Sari mencoba mengalihkan jawabannya, karena bila saja langsung menolak, kesannya seperti cewek sombong, sekaligus menghindari rasa kepedeannya, karena siapa tahu, memang Rama hanya sekedar ingin kenal saja, tidak lebih, walau secara hukum alam, dimana seorang laki - laki yang notabennya sudah mengenal karena sering bertemu tapi tidak secara langsung berkenalan, tiba - tiba ingin mengenal langsung, sudah pasti ada sesuatu.

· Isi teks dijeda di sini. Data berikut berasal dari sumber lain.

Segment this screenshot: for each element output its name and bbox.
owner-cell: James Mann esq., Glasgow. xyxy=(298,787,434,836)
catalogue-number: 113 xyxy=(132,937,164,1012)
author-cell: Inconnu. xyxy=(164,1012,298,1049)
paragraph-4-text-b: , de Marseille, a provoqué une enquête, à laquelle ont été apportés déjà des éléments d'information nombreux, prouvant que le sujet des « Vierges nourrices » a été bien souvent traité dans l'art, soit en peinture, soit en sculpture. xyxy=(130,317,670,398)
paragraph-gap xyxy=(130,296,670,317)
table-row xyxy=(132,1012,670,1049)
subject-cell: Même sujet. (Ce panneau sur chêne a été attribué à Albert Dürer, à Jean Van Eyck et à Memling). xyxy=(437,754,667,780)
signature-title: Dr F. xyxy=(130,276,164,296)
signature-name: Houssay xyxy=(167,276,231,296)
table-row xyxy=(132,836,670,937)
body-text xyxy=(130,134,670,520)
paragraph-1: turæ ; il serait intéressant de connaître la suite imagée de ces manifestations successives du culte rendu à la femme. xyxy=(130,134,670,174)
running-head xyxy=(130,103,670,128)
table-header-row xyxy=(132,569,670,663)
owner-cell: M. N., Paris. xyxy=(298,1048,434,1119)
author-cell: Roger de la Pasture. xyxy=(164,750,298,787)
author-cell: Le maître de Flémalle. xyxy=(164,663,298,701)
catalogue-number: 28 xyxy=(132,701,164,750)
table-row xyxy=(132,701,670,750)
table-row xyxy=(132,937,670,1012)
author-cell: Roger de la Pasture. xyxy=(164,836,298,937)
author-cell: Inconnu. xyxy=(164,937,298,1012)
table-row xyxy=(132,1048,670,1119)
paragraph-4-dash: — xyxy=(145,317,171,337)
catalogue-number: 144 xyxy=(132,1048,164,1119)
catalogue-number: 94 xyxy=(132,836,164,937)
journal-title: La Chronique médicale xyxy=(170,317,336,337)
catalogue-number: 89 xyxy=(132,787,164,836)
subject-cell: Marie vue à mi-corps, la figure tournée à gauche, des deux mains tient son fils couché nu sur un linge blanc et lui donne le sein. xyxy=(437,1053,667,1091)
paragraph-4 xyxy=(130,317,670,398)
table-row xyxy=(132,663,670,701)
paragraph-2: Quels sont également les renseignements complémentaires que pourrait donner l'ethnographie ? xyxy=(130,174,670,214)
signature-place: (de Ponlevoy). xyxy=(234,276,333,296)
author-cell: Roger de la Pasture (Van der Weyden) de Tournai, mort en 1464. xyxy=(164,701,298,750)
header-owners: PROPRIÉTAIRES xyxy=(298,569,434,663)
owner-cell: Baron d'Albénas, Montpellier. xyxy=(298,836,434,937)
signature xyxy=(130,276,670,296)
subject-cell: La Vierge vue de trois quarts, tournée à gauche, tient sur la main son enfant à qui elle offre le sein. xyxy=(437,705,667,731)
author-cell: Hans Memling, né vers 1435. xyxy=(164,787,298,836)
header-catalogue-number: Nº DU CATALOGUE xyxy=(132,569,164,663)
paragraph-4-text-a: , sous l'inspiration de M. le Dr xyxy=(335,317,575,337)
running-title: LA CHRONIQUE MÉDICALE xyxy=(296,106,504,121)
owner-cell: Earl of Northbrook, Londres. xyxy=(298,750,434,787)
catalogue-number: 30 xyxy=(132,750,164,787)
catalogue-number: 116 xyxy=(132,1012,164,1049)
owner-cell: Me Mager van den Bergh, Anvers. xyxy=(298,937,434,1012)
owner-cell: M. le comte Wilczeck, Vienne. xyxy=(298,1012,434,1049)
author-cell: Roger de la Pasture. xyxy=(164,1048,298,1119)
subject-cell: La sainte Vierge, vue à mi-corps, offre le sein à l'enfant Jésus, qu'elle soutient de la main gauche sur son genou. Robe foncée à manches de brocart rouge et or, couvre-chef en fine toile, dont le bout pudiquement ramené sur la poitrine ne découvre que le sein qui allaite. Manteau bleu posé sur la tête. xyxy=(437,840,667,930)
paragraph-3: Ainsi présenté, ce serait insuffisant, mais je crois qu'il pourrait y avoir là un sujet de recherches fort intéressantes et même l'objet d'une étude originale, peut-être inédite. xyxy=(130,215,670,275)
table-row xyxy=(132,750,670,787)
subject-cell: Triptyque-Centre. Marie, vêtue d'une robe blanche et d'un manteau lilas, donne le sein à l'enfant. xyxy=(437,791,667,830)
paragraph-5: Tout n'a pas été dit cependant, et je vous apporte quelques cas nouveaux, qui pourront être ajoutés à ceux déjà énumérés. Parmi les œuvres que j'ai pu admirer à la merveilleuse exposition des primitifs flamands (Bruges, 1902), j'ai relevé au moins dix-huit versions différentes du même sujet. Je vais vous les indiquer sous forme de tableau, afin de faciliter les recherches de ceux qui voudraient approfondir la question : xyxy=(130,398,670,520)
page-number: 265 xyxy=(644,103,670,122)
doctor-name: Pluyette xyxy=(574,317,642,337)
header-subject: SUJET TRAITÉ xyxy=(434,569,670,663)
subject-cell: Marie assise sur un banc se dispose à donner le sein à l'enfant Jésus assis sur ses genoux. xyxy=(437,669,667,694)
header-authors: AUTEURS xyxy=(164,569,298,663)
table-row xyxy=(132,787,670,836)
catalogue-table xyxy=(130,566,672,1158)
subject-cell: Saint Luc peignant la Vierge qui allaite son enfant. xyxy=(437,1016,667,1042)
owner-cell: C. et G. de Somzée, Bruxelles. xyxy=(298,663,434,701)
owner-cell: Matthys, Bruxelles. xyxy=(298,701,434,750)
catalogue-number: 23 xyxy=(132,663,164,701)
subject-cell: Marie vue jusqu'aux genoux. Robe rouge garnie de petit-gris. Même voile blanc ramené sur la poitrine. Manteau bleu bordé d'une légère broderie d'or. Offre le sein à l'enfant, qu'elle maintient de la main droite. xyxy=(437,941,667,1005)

"Ok kalau begitu, sekali lagi maaf, kalau saya sudah mengganggu, kalau tidak keberatan tolong save nomor handphone Rama, menambah perteman saja, itu tidak masalah," kan?

"Iya." balas Sari.

"Makasih, Sar?"

"Sama -sama." balas Sari.

Setelah Angkasa memberikan nomor handphone Rama, angkasa pun beranjak meninggalkan mereka berdua, bagi seorang Angkasa yang memang sudah banyak mengencani banyak cewek, tahu kalau Sari memang tidak ingin berkenalan langsung dan mencoba mengalihkan jawabannya dengan alasannya, Angkasa menghargai itu, karena tidak baik juga memaksa seseorang yang memang tidak mau, yang terpenting Angkasa sebagai teman sudah membantunya, dan memberikan nomor teleponnya Rama. Angkasa kembali menghampiri teman - temannya.